With this example, I can get all GEN****** and results of the second node into a file.

awk '/version="GEN/ {print substr($0,RSTART+39,RLENGTH+9)} /cdf:result/ {print substr($0,RSTART+31)}' XCCDF-Results.xml >> temp.txt

Thanks,
Dickie

Perhaps something like this...

Code:

awk -F\" '/<cdf:rule-result version=/ { x=$2 }

    /<cdf:result>pass<\/cdf:result>/ { x="" }

/<cdf:result>fail<\/cdf:result>/ && x!="" { print x ; x="" }

' testfile.xml



GEN005450

GEN005505

GEN005507

GEN005510

Happy with ur solution... then tick "yes" and mark as Solved!

dru8274 thanks for your quick reply! the information you provided was exactly what I was looking for.

D1ck1e

Please use ***[code][/code]*** tags around your code and data, to preserve the original formatting and to improve readability.
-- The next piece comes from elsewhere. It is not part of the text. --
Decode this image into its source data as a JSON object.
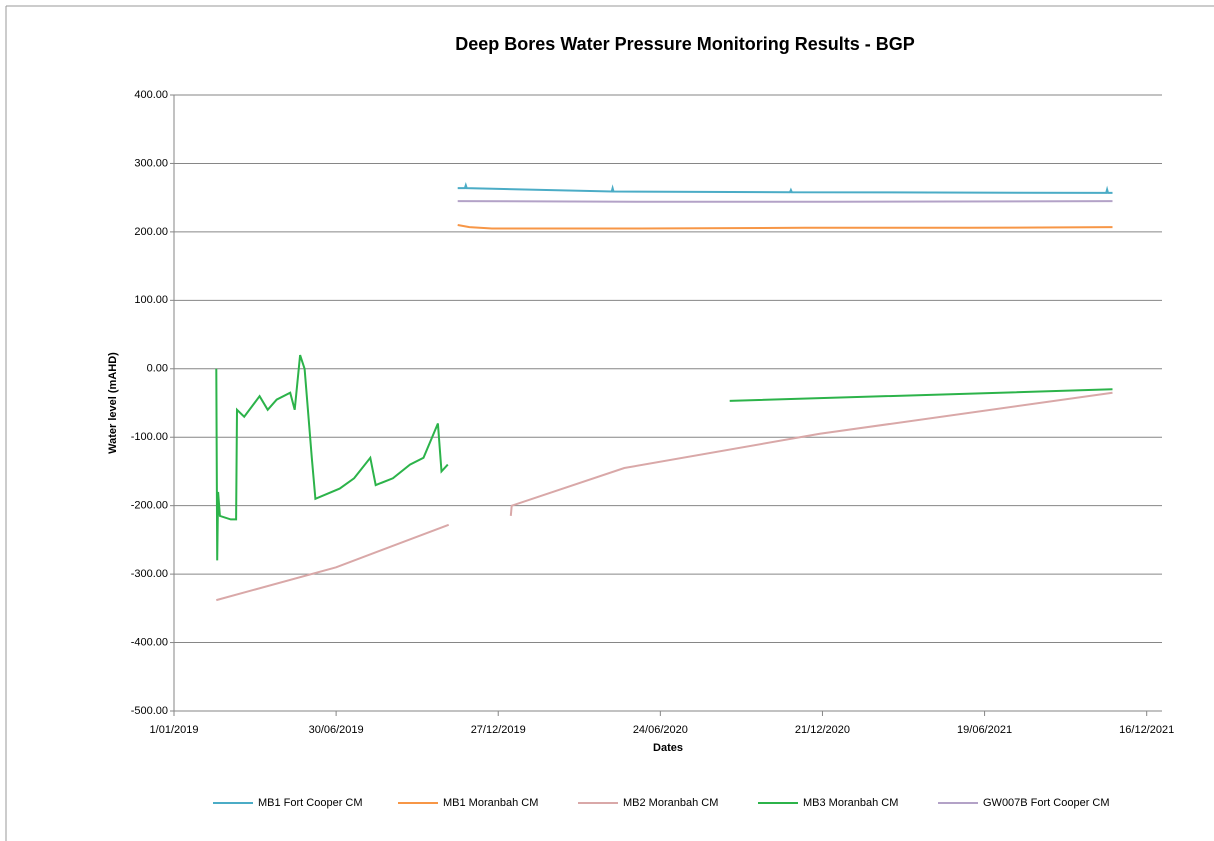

Do not use quote tags, bolding, colors, "start/end" lines, or other creative techniques.

Also, when giving us data to work with, please make sure it's complete. I couldn't do any testing on what you gave me until I figured out how to get it into proper xml, with a defined namespace.
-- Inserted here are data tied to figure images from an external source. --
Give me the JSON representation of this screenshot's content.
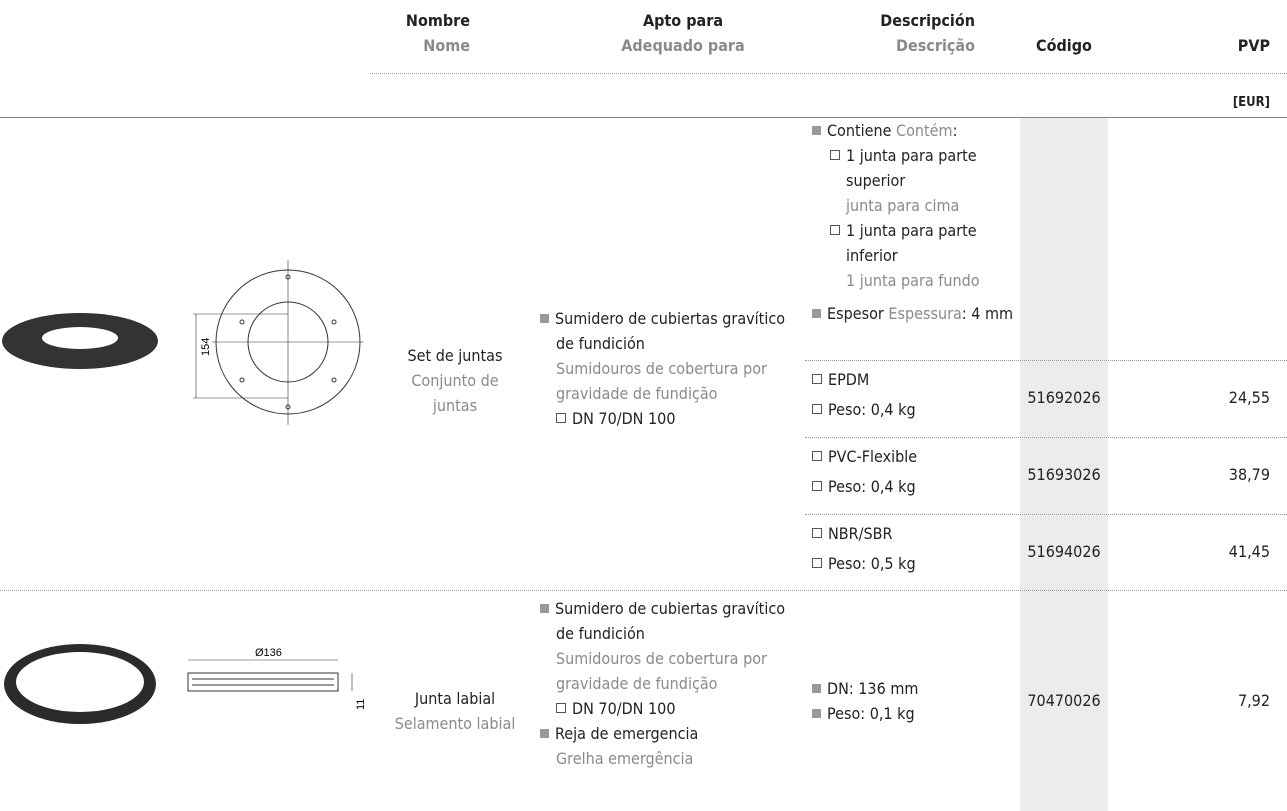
{
  "header": {
    "name_es": "Nombre",
    "name_pt": "Nome",
    "suitable_es": "Apto para",
    "suitable_pt": "Adequado para",
    "desc_es": "Descripción",
    "desc_pt": "Descrição",
    "code": "Código",
    "price": "PVP",
    "currency": "[EUR]"
  },
  "products": [
    {
      "drawing_labels": [
        "154"
      ],
      "name_es": "Set de juntas",
      "name_pt": "Conjunto de juntas",
      "suitable": [
        {
          "es": "Sumidero de cubiertas gravítico de fundición",
          "pt": "Sumidouros de cobertura por gravidade de fundição",
          "sub": "DN 70/DN 100"
        }
      ],
      "contents": {
        "es": "Contiene",
        "pt": "Contém",
        "suffix": ":"
      },
      "items": [
        {
          "es": "1 junta para parte superior",
          "pt": "junta para cima"
        },
        {
          "es": "1 junta para parte inferior",
          "pt": "1 junta para fundo"
        }
      ],
      "thickness": {
        "es": "Espesor",
        "pt": "Espessura",
        "value": ": 4 mm"
      },
      "variants": [
        {
          "material": "EPDM",
          "weight": "Peso: 0,4 kg",
          "code": "51692026",
          "price": "24,55"
        },
        {
          "material": "PVC-Flexible",
          "weight": "Peso: 0,4 kg",
          "code": "51693026",
          "price": "38,79"
        },
        {
          "material": "NBR/SBR",
          "weight": "Peso: 0,5 kg",
          "code": "51694026",
          "price": "41,45"
        }
      ]
    },
    {
      "drawing_labels": [
        "Ø136",
        "11"
      ],
      "name_es": "Junta labial",
      "name_pt": "Selamento labial",
      "suitable": [
        {
          "es": "Sumidero de cubiertas gravítico de fundición",
          "pt": "Sumidouros de cobertura por gravidade de fundição",
          "sub": "DN 70/DN 100"
        },
        {
          "es": "Reja de emergencia",
          "pt": "Grelha emergência"
        }
      ],
      "description": [
        "DN: 136 mm",
        "Peso: 0,1 kg"
      ],
      "code": "70470026",
      "price": "7,92"
    }
  ]
}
Anyway, line and regex-based tools like sed and awk are not well designed for nested, tag-structured languages like xml/html. You should only use them when you can guarantee that the file format is unvarying.
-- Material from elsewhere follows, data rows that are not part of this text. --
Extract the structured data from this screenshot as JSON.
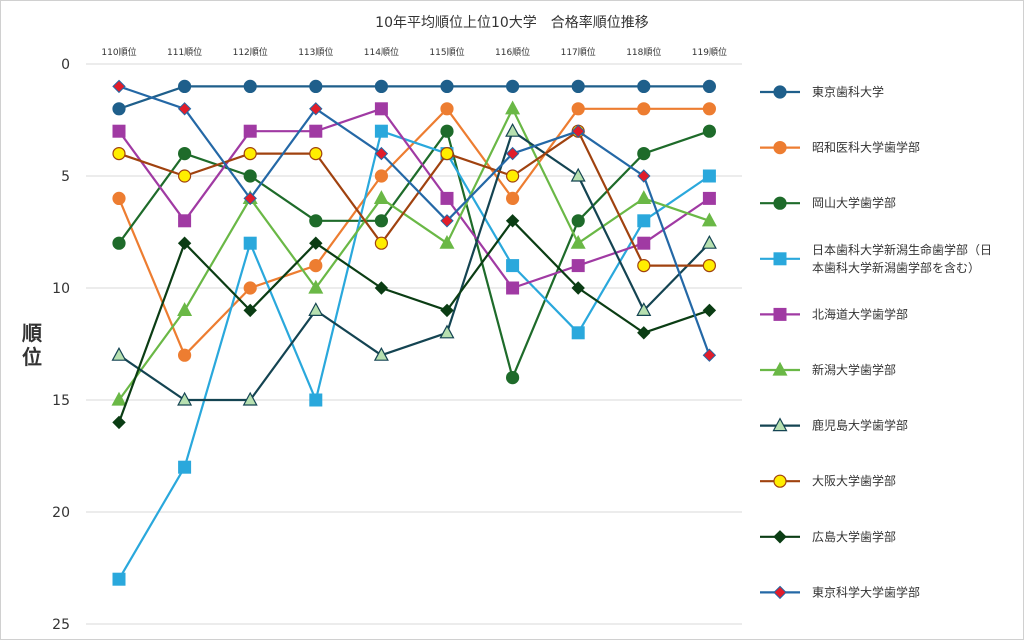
{
  "chart_data": {
    "type": "line",
    "title": "10年平均順位上位10大学　合格率順位推移",
    "ylabel": "順位",
    "xlabel": "",
    "categories": [
      "110順位",
      "111順位",
      "112順位",
      "113順位",
      "114順位",
      "115順位",
      "116順位",
      "117順位",
      "118順位",
      "119順位"
    ],
    "ylim": [
      0,
      25
    ],
    "y_inverted": true,
    "yticks": [
      0,
      5,
      10,
      15,
      20,
      25
    ],
    "grid": "horizontal",
    "legend_position": "right",
    "series": [
      {
        "name": "東京歯科大学",
        "color": "#1f5f8b",
        "marker": "circle",
        "fill": "#1f5f8b",
        "values": [
          2,
          1,
          1,
          1,
          1,
          1,
          1,
          1,
          1,
          1
        ]
      },
      {
        "name": "昭和医科大学歯学部",
        "color": "#ed7d31",
        "marker": "circle",
        "fill": "#ed7d31",
        "values": [
          6,
          13,
          10,
          9,
          5,
          2,
          6,
          2,
          2,
          2
        ]
      },
      {
        "name": "岡山大学歯学部",
        "color": "#1e6b2a",
        "marker": "circle",
        "fill": "#1e6b2a",
        "values": [
          8,
          4,
          5,
          7,
          7,
          3,
          14,
          7,
          4,
          3
        ]
      },
      {
        "name": "日本歯科大学新潟生命歯学部（日本歯科大学新潟歯学部を含む）",
        "lines": [
          "日本歯科大学新潟生命歯学部（日",
          "本歯科大学新潟歯学部を含む）"
        ],
        "color": "#2aa8dc",
        "marker": "square",
        "fill": "#2aa8dc",
        "values": [
          23,
          18,
          8,
          15,
          3,
          4,
          9,
          12,
          7,
          5
        ]
      },
      {
        "name": "北海道大学歯学部",
        "color": "#a03aa3",
        "marker": "square",
        "fill": "#a03aa3",
        "values": [
          3,
          7,
          3,
          3,
          2,
          6,
          10,
          9,
          8,
          6
        ]
      },
      {
        "name": "新潟大学歯学部",
        "color": "#6ab846",
        "marker": "triangle",
        "fill": "#6ab846",
        "values": [
          15,
          11,
          6,
          10,
          6,
          8,
          2,
          8,
          6,
          7
        ]
      },
      {
        "name": "鹿児島大学歯学部",
        "color": "#144452",
        "marker": "triangle",
        "fill": "#b7e0b0",
        "values": [
          13,
          15,
          15,
          11,
          13,
          12,
          3,
          5,
          11,
          8
        ]
      },
      {
        "name": "大阪大学歯学部",
        "color": "#a0420f",
        "marker": "circle",
        "fill": "#ffee00",
        "values": [
          4,
          5,
          4,
          4,
          8,
          4,
          5,
          3,
          9,
          9
        ]
      },
      {
        "name": "広島大学歯学部",
        "color": "#0b3d14",
        "marker": "diamond",
        "fill": "#0b3d14",
        "values": [
          16,
          8,
          11,
          8,
          10,
          11,
          7,
          10,
          12,
          11
        ]
      },
      {
        "name": "東京科学大学歯学部",
        "color": "#2468a6",
        "marker": "diamond",
        "fill": "#e11d2a",
        "values": [
          1,
          2,
          6,
          2,
          4,
          7,
          4,
          3,
          5,
          13
        ]
      }
    ]
  }
}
It's much better in the long run to use a tool with a dedicated xml parser, like xmlstarlet.

http://xmlstar.sourceforge.net/

I'm still kind of a beginner at this, but I was able to extract the kind of data you wanted with these commands:

Code:

$ xmlstarlet sel -T -t -m '//cdf:rule-result' -v 'concat(@version," ",cdf:result)' -n file.xml

GEN005390 pass

GEN005450 fail

GEN005501 pass

GEN005505 fail

GEN005507 fail

GEN005510 fail



$ xmlstarlet sel -T -t -m '//cdf:rule-result[cdf:result="pass"]' -v 'concat(@version," ",cdf:result)' -n file.xml

GEN005390 pass

GEN005501 pass



$ xmlstarlet sel -T -t -m '//cdf:rule-result[not(cdf:result="pass")]' -v 'concat(@version," ",cdf:result)' -n file.xml

GEN005450 fail

GEN005505 fail

GEN005507 fail

GEN005510 fail

Someone more experienced in xpath manipulation could doubtlessly do much more with it.